En effet, Malheur au digne
sujet qui n’honorerait pas l’invitation à se présenter au plus
vite devant le conseil calottin. Héritée du caractère militaire
qui fut la source de la création du Régiment, une milice calottine,
les « dragons », avait alors l’amusante et cruelle
tâche d’aller lire le brevet satirique, jouer cette « Sarabande »
sous les fenêtres d’un adversaire retranché farouchement
derrière ses prétentions et son mépris. Ainsi, longtemps menés
par Saint-Martin, que nous connaissons, ils s’en allaient à
travers les rues avec force de voix et de hurlements, grimés,
maquillés aux couleurs du Régiment de la Calotte, afin d’attirer
l’attention des spectateurs et autres badauds. L’incroyable
charivari, patronné par le « dieu Pet » apparaît comme
un aboutissement plus violent, un trait directement lancé à la face
du récalcitrant.
"Cui
ridere regnare erat"
4
("c'est
régner que de savoir rire").
Ce monde calotin,
pour autant qu’il ne soit pas dénué d’un certain sens de
l’autodérision , ne pourrais se passer de ce que l’on pourrait
nommer les « cérémonies du rire », ces assemblées, ces
discours publics, mais surtout ces véritables mises en scène que
sont les banquets et autres réceptions.
"Au
Sénat, pinte de vin est nécessaire
Pour
traiter une grande affaire
Quand
tout le monde en avait bu
C'est
icy le coup de partance..."5
Le Régiment se
transforme alors en société bachique.

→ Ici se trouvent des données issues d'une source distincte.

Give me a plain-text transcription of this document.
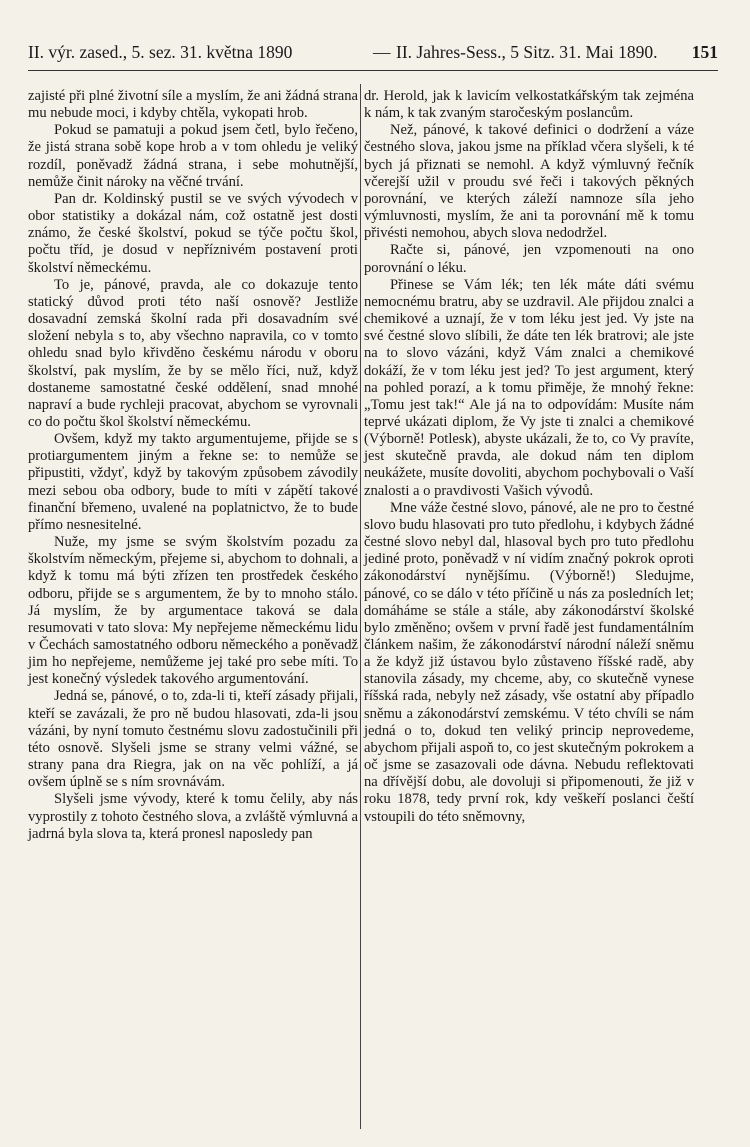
II. výr. zased., 5. sez. 31. května 1890	— II. Jahres-Sess., 5 Sitz. 31. Mai 1890. 151

zajisté při plné životní síle a myslím, že ani žádná strana mu nebude moci, i kdyby chtěla, vykopati hrob.

Pokud se pamatuji a pokud jsem četl, bylo řečeno, že jistá strana sobě kope hrob a v tom ohledu je veliký rozdíl, poněvadž žádná strana, i sebe mohutnější, nemůže činit nároky na věčné trvání.

Pan dr. Koldinský pustil se ve svých vývodech v obor statistiky a dokázal nám, což ostatně jest dosti známo, že české školství, pokud se týče počtu škol, počtu tříd, je dosud v nepříznivém postavení proti školství německému.

To je, pánové, pravda, ale co dokazuje tento statický důvod proti této naší osnově? Jestliže dosavadní zemská školní rada při dosavadním své složení nebyla s to, aby všechno napravila, co v tomto ohledu snad bylo křivděno českému národu v oboru školství, pak myslím, že by se mělo říci, nuž, když dostaneme samostatné české oddělení, snad mnohé napraví a bude rychleji pracovat, abychom se vyrovnali co do počtu škol školství německému.

Ovšem, když my takto argumentujeme, přijde se s protiargumentem jiným a řekne se: to nemůže se připustiti, vždyť, když by takovým způsobem závodily mezi sebou oba odbory, bude to míti v zápětí takové finanční břemeno, uvalené na poplatnictvo, že to bude přímo nesnesitelné.

Nuže, my jsme se svým školstvím pozadu za školstvím německým, přejeme si, abychom to dohnali, a když k tomu má býti zřízen ten prostředek českého odboru, přijde se s argumentem, že by to mnoho stálo. Já myslím, že by argumentace taková se dala resumovati v tato slova: My nepřejeme německému lidu v Čechách samostatného odboru německého a poněvadž jim ho nepřejeme, nemůžeme jej také pro sebe míti. To jest konečný výsledek takového argumentování.

Jedná se, pánové, o to, zda-li ti, kteří zásady přijali, kteří se zavázali, že pro ně budou hlasovati, zda-li jsou vázáni, by nyní tomuto čestnému slovu zadostučinili při této osnově. Slyšeli jsme se strany velmi vážné, se strany pana dra Riegra, jak on na věc pohlíží, a já ovšem úplně se s ním srovnávám.

Slyšeli jsme vývody, které k tomu čelily, aby nás vyprostily z tohoto čestného slova, a zvláště výmluvná a jadrná byla slova ta, která pronesl naposledy pan

dr. Herold, jak k lavicím velkostatkářským tak zejména k nám, k tak zvaným staročeským poslancům.

Než, pánové, k takové definici o dodržení a váze čestného slova, jakou jsme na příklad včera slyšeli, k té bych já přiznati se nemohl. A když výmluvný řečník včerejší užil v proudu své řeči i takových pěkných porovnání, ve kterých záleží namnoze síla jeho výmluvnosti, myslím, že ani ta porovnání mě k tomu přivésti nemohou, abych slova nedodržel.

Račte si, pánové, jen vzpomenouti na ono porovnání o léku.

Přinese se Vám lék; ten lék máte dáti svému nemocnému bratru, aby se uzdravil. Ale přijdou znalci a chemikové a uznají, že v tom léku jest jed. Vy jste na své čestné slovo slíbili, že dáte ten lék bratrovi; ale jste na to slovo vázáni, když Vám znalci a chemikové dokáží, že v tom léku jest jed? To jest argument, který na pohled porazí, a k tomu přimějе, že mnohý řekne: „Tomu jest tak!“ Ale já na to odpovídám: Musíte nám teprvé ukázati diplom, že Vy jste ti znalci a chemikové (Výborně! Potlesk), abyste ukázali, že to, co Vy pravíte, jest skutečně pravda, ale dokud nám ten diplom neukážete, musíte dovoliti, abychom pochybovali o Vaší znalosti a o pravdivosti Vašich vývodů.

Mne váže čestné slovo, pánové, ale ne pro to čestné slovo budu hlasovati pro tuto předlohu, i kdybych žádné čestné slovo nebyl dal, hlasoval bych pro tuto předlohu jediné proto, poněvadž v ní vidím značný pokrok oproti zákonodárství nynějšímu. (Výborně!) Sledujme, pánové, co se dálo v této příčině u nás za posledních let; domáháme se stále a stále, aby zákonodárství školské bylo změněno; ovšem v první řadě jest fundamentálním článkem našim, že zákonodárství národní náleží sněmu a že když již ústavou bylo zůstaveno říšské radě, aby stanovila zásady, my chceme, aby, co skutečně vynese říšská rada, nebyly než zásady, vše ostatní aby případlo sněmu a zákonodárství zemskému. V této chvíli se nám jedná o to, dokud ten veliký princip neprovedeme, abychom přijali aspoň to, co jest skutečným pokrokem a oč jsme se zasazovali ode dávna. Nebudu reflektovati na dřívější dobu, ale dovoluji si připomenouti, že již v roku 1878, tedy první rok, kdy veškeří poslanci čeští vstoupili do této sněmovny,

Il convient ici pour
illustrer le propos de faire état d’un certain repas qui marquât
les esprits sous la Régence : en mars 1718, l’abbé de
Margon, Plantavit de la Pause, personnage excentrique, original et
frondeur, un des principaux poètes calotins, consacre une forte
somme pour rassembler tout ce que la marotte clique contient de beaux
personnages afin d’organiser un repas pantagruélique.
Au-delà
de certaines fameuses intronisations, qui voyaient d’illustres
personnages appelés à « siéger au conseil de Momus », la tenue
de cérémonies confère à l’Assemblée un caractère
communautaire et rituel.
Regard sur une
cérémonie :
Au palais de
Momus, sous la gouverne d’un rayon de lune et la lumière
circulaire des flambeaux, au-devant de plusieurs rangées de tables
disposées en son centre, une ceinture de banquettes ferme la place
et déroule devant nos yeux le théâtre de la mascarade :
A
notre droite s’élève l’estrade du tribunal de Momus tandis qu’à
notre gauche, fièrement dans un coin se dresse la tribune aux
harangues. Ici trône le royal siège de Saint-Martin, protecteur
trublion, et malaisé de ne pas encore pouvoir rendre au
généralissime les honneurs dus à son rang.
Chacun a pris place
sur les banquettes et n’attend plus que l’arrivée des poètes
Roy et Piron, l’un greffier de la Calotte et l’autre célèbre
orateur.
Les premiers à investir le lieu sont les étendards et
guidons du Régiment, troupe colorée qui s’immobilise devant le
pourtour des banquettes. Une porte s’ouvre et se referme, les
visages se tournent, le général entre dans la place tandis que
l’assemblée se lève. De Torsac s’avance tenant la marotte en
main, fièrement coiffé de la Calotte et s’installe pesamment sur
le trône de Saint-Martin. Suivent les deux poètes qui viennent
prendre place sur l’estrade de la tribune aux harangues. Le poète
Roy ouvre les réjouissances en lisant lentement les statuts du
corps. Les cuivres, fifres et tambours de la fanfare ferment ce
premier discours puis s’ébranlent au milieu de la salle. De Torsac
se lève, les étendards se forment en procession et défilent devant
les illustres spectateurs. Une fois que la chose est faite, le poète
Piron se lance dans une superbe déclamation en vers, harangue toute
la troupe en faisant l’éloge du généralissime. Après le
simulacre d’un couronnement burlesque, le généralissime emmène
derrière lui toute l’assemblée, sous les tourbillons de la
musique et guidés par la marotte. Le « palais de Momus »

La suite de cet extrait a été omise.